Two-thirds of Workers Projected to Fall Short of Retiring Comfortably

A new report suggests that many workers may need to significantly reduce their standard of living during retirement if they retire at age 67.

Aon’s “The Real Deal” study finds that only one out of three workers who participate in their employer’s benefit plans over a full career are expected to be able to retire with reasonably adequate retirement income. The study provides insight into the overall retirement readiness of U.S. workers with access to retirement plans, based on data across nearly 30 industries.

The firm cautions that broad averages don’t tell the full story, adding that retirement readiness is ultimately about each individual’s goals and resources. And while every employee’s needs are different, the average employee should save about 11 times their final pay for adequate retirement at age 67, Aon suggests.

On average, contributing employees are saving about 8% of pay. To accumulate 11 times their pay by age 67, employees on average should have 16% of pay going into their retirement accounts every year. If current employee savings trends continue, however, half of workers will need to wait for retirement until at least age 70 to be considered financially prepared, the firm notes.

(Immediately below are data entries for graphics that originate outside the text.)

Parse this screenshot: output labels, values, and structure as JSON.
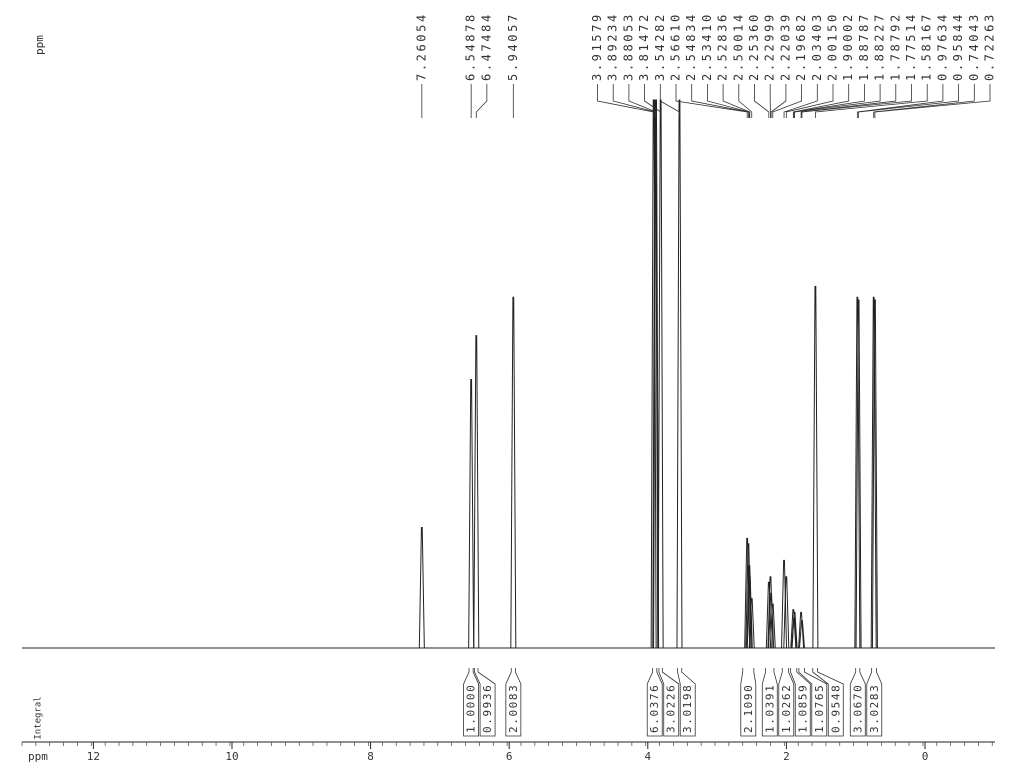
{
  "chart_data": {
    "type": "nmr",
    "x_label": "ppm",
    "peak_unit": "ppm",
    "integral_label": "Integral",
    "xlim": [
      13.03,
      -1.01
    ],
    "ylim": [
      0,
      100
    ],
    "xticks": [
      12,
      10,
      8,
      6,
      4,
      2,
      0
    ],
    "peaks": {
      "values": [
        7.26054,
        6.54878,
        6.47484,
        5.94057,
        3.91579,
        3.89234,
        3.88053,
        3.81472,
        3.54282,
        2.5661,
        2.54834,
        2.5341,
        2.52836,
        2.50014,
        2.2536,
        2.22999,
        2.22039,
        2.19682,
        2.03403,
        2.0015,
        1.90002,
        1.88787,
        1.88227,
        1.78792,
        1.77514,
        1.58167,
        0.97634,
        0.95844,
        0.74043,
        0.72263
      ],
      "value_labels": [
        "7.26054",
        "6.54878",
        "6.47484",
        "5.94057",
        "3.91579",
        "3.89234",
        "3.88053",
        "3.81472",
        "3.54282",
        "2.56610",
        "2.54834",
        "2.53410",
        "2.52836",
        "2.50014",
        "2.25360",
        "2.22999",
        "2.22039",
        "2.19682",
        "2.03403",
        "2.00150",
        "1.90002",
        "1.88787",
        "1.88227",
        "1.78792",
        "1.77514",
        "1.58167",
        "0.97634",
        "0.95844",
        "0.74043",
        "0.72263"
      ],
      "intensities": [
        22,
        49,
        57,
        64,
        100,
        100,
        100,
        100,
        100,
        20,
        19,
        15,
        13,
        9,
        12,
        13,
        10,
        8,
        16,
        13,
        7,
        5.5,
        6.5,
        6.5,
        5,
        66,
        64,
        63.5,
        64,
        63.5
      ]
    },
    "integrals": {
      "values": [
        1.0,
        0.9936,
        2.0083,
        6.0376,
        3.0226,
        3.0198,
        2.109,
        1.0391,
        1.0262,
        1.0859,
        1.0765,
        0.9548,
        3.067,
        3.0283
      ],
      "value_labels": [
        "1.0000",
        "0.9936",
        "2.0083",
        "6.0376",
        "3.0226",
        "3.0198",
        "2.1090",
        "1.0391",
        "1.0262",
        "1.0859",
        "1.0765",
        "0.9548",
        "3.0670",
        "3.0283"
      ],
      "regions": [
        [
          6.58,
          6.52
        ],
        [
          6.5,
          6.45
        ],
        [
          5.97,
          5.91
        ],
        [
          3.93,
          3.87
        ],
        [
          3.84,
          3.79
        ],
        [
          3.57,
          3.51
        ],
        [
          2.63,
          2.47
        ],
        [
          2.3,
          2.18
        ],
        [
          2.06,
          1.97
        ],
        [
          1.94,
          1.85
        ],
        [
          1.82,
          1.74
        ],
        [
          1.62,
          1.55
        ],
        [
          1.0,
          0.94
        ],
        [
          0.77,
          0.7
        ]
      ]
    }
  }
}
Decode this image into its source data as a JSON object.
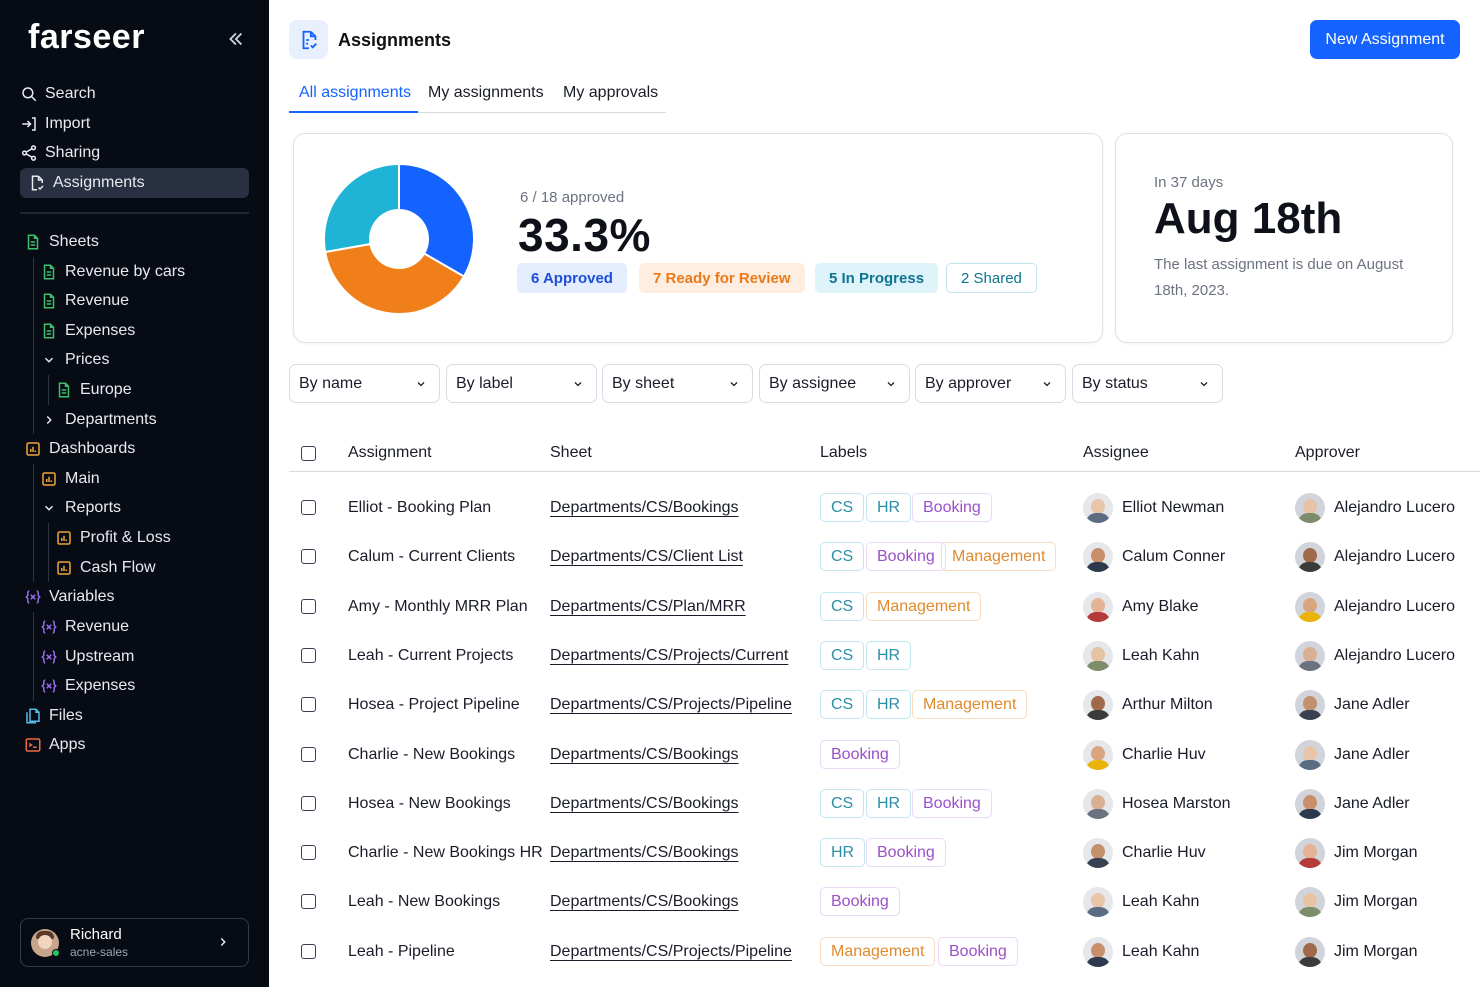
{
  "sidebar": {
    "logo": "farseer",
    "top_items": [
      {
        "label": "Search",
        "icon": "search-icon"
      },
      {
        "label": "Import",
        "icon": "import-icon"
      },
      {
        "label": "Sharing",
        "icon": "share-icon"
      },
      {
        "label": "Assignments",
        "icon": "assignment-icon",
        "active": true
      }
    ],
    "tree": {
      "sheets": {
        "label": "Sheets",
        "children": [
          "Revenue by cars",
          "Revenue",
          "Expenses"
        ],
        "prices": {
          "label": "Prices",
          "children": [
            "Europe"
          ]
        },
        "departments": "Departments"
      },
      "dashboards": {
        "label": "Dashboards",
        "main": "Main",
        "reports": {
          "label": "Reports",
          "children": [
            "Profit & Loss",
            "Cash Flow"
          ]
        }
      },
      "variables": {
        "label": "Variables",
        "children": [
          "Revenue",
          "Upstream",
          "Expenses"
        ]
      },
      "files": "Files",
      "apps": "Apps"
    },
    "user": {
      "name": "Richard",
      "org": "acne-sales"
    }
  },
  "header": {
    "title": "Assignments",
    "new_button": "New Assignment"
  },
  "tabs": [
    "All assignments",
    "My assignments",
    "My approvals"
  ],
  "summary": {
    "approved_text": "6 / 18 approved",
    "percent": "33.3%",
    "pills": {
      "approved": "6 Approved",
      "review": "7 Ready for Review",
      "progress": "5 In Progress",
      "shared": "2 Shared"
    },
    "colors": {
      "approved": "#1463ff",
      "review": "#f07f1a",
      "progress": "#1fb4d6"
    }
  },
  "chart_data": {
    "type": "pie",
    "categories": [
      "Approved",
      "Ready for Review",
      "In Progress"
    ],
    "values": [
      6,
      7,
      5
    ],
    "colors": [
      "#1463ff",
      "#f07f1a",
      "#1fb4d6"
    ]
  },
  "due": {
    "sub": "In 37 days",
    "date": "Aug 18th",
    "desc": "The last assignment is due on August 18th, 2023."
  },
  "filters": [
    "By name",
    "By label",
    "By sheet",
    "By assignee",
    "By approver",
    "By status"
  ],
  "table": {
    "headers": {
      "assignment": "Assignment",
      "sheet": "Sheet",
      "labels": "Labels",
      "assignee": "Assignee",
      "approver": "Approver"
    },
    "rows": [
      {
        "assignment": "Elliot - Booking Plan",
        "sheet": "Departments/CS/Bookings",
        "labels": [
          "CS",
          "HR",
          "Booking"
        ],
        "assignee": "Elliot Newman",
        "approver": "Alejandro Lucero"
      },
      {
        "assignment": "Calum - Current Clients",
        "sheet": "Departments/CS/Client List",
        "labels": [
          "CS",
          "Booking",
          "Management"
        ],
        "assignee": "Calum Conner",
        "approver": "Alejandro Lucero"
      },
      {
        "assignment": "Amy - Monthly MRR Plan",
        "sheet": "Departments/CS/Plan/MRR",
        "labels": [
          "CS",
          "Management"
        ],
        "assignee": "Amy Blake",
        "approver": "Alejandro Lucero"
      },
      {
        "assignment": "Leah - Current Projects",
        "sheet": "Departments/CS/Projects/Current",
        "labels": [
          "CS",
          "HR"
        ],
        "assignee": "Leah Kahn",
        "approver": "Alejandro Lucero"
      },
      {
        "assignment": "Hosea - Project Pipeline",
        "sheet": "Departments/CS/Projects/Pipeline",
        "labels": [
          "CS",
          "HR",
          "Management"
        ],
        "assignee": "Arthur Milton",
        "approver": "Jane Adler"
      },
      {
        "assignment": "Charlie - New Bookings",
        "sheet": "Departments/CS/Bookings",
        "labels": [
          "Booking"
        ],
        "assignee": "Charlie Huv",
        "approver": "Jane Adler"
      },
      {
        "assignment": "Hosea - New Bookings",
        "sheet": "Departments/CS/Bookings",
        "labels": [
          "CS",
          "HR",
          "Booking"
        ],
        "assignee": "Hosea Marston",
        "approver": "Jane Adler"
      },
      {
        "assignment": "Charlie - New Bookings HR",
        "sheet": "Departments/CS/Bookings",
        "labels": [
          "HR",
          "Booking"
        ],
        "assignee": "Charlie Huv",
        "approver": "Jim Morgan"
      },
      {
        "assignment": "Leah - New Bookings",
        "sheet": "Departments/CS/Bookings",
        "labels": [
          "Booking"
        ],
        "assignee": "Leah Kahn",
        "approver": "Jim Morgan"
      },
      {
        "assignment": "Leah - Pipeline",
        "sheet": "Departments/CS/Projects/Pipeline",
        "labels": [
          "Management",
          "Booking"
        ],
        "assignee": "Leah Kahn",
        "approver": "Jim Morgan"
      }
    ]
  }
}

Overall, the report shows that:

  • 19% of full-career contributors are projected to accumulate more assets than needed;
  • 15% will be within two times pay to their target needs to allow them a reasonably adequate retirement income if they adjust their postretirement spending or supplement their savings with assets outside of their employer’s plans; and
  • 66% of full-career contributing employees are not expected to have saved enough to retire at age 67, being further than two times pay away from their target retirement needs and even with adjustments in spending, these employees will likely need to increase their savings or delay retirement.

Employer Nudges

While the employee’s savings rate is the greatest factor in preparedness, the report emphasizes that employers can help employees by addressing a combination of factors, including investment experience, longevity and retirement age. “The targets employers set for matching contributions and automatic escalation profoundly affect how much workers will save in retirement plans,” the report explains.

For example, many contributing employees only save enough of their pay in employer-sponsored retirement plans to receive all available matching contributions. The authors note that the proportion of annual pay that people tend to save is 4% to 7%, which often is the amount required to receive a full employer match. To that end, the report suggests that employers consider setting higher savings targets for matching contributions.

Moreover, the findings show that 17% more employees would save close to or beyond what they need in retirement if they were automatically escalated to 10%. But even with that escalation, half of workers would still be behind their retirement targets, the report notes.

Aon further suggests that employees need help gaining a realistic sense of how much they need to save to achieve retirement goals. For example, it explains that on average, if workers immediately increased their savings rate by 5 percentage points, they would be close to an adequate retirement at age 67.

“Providing information about how much one should save to reach their retirement goal can be a concrete way to set up employees for financial success in retirement,” notes Aon partner Rob Reiskytl. “It is also important to remember the broader financial wellbeing picture and that there may be legitimate reasons why employees at certain ages aren’t saving ‘enough.’”

The report further emphasizes that it’s critical for employers to make investing as easy as possible for employees. Providing financial help such as online guidance, as well as managed account or premixed portfolios, such as target date funds and target risk funds, is shown to improve participant outcomes, it suggests.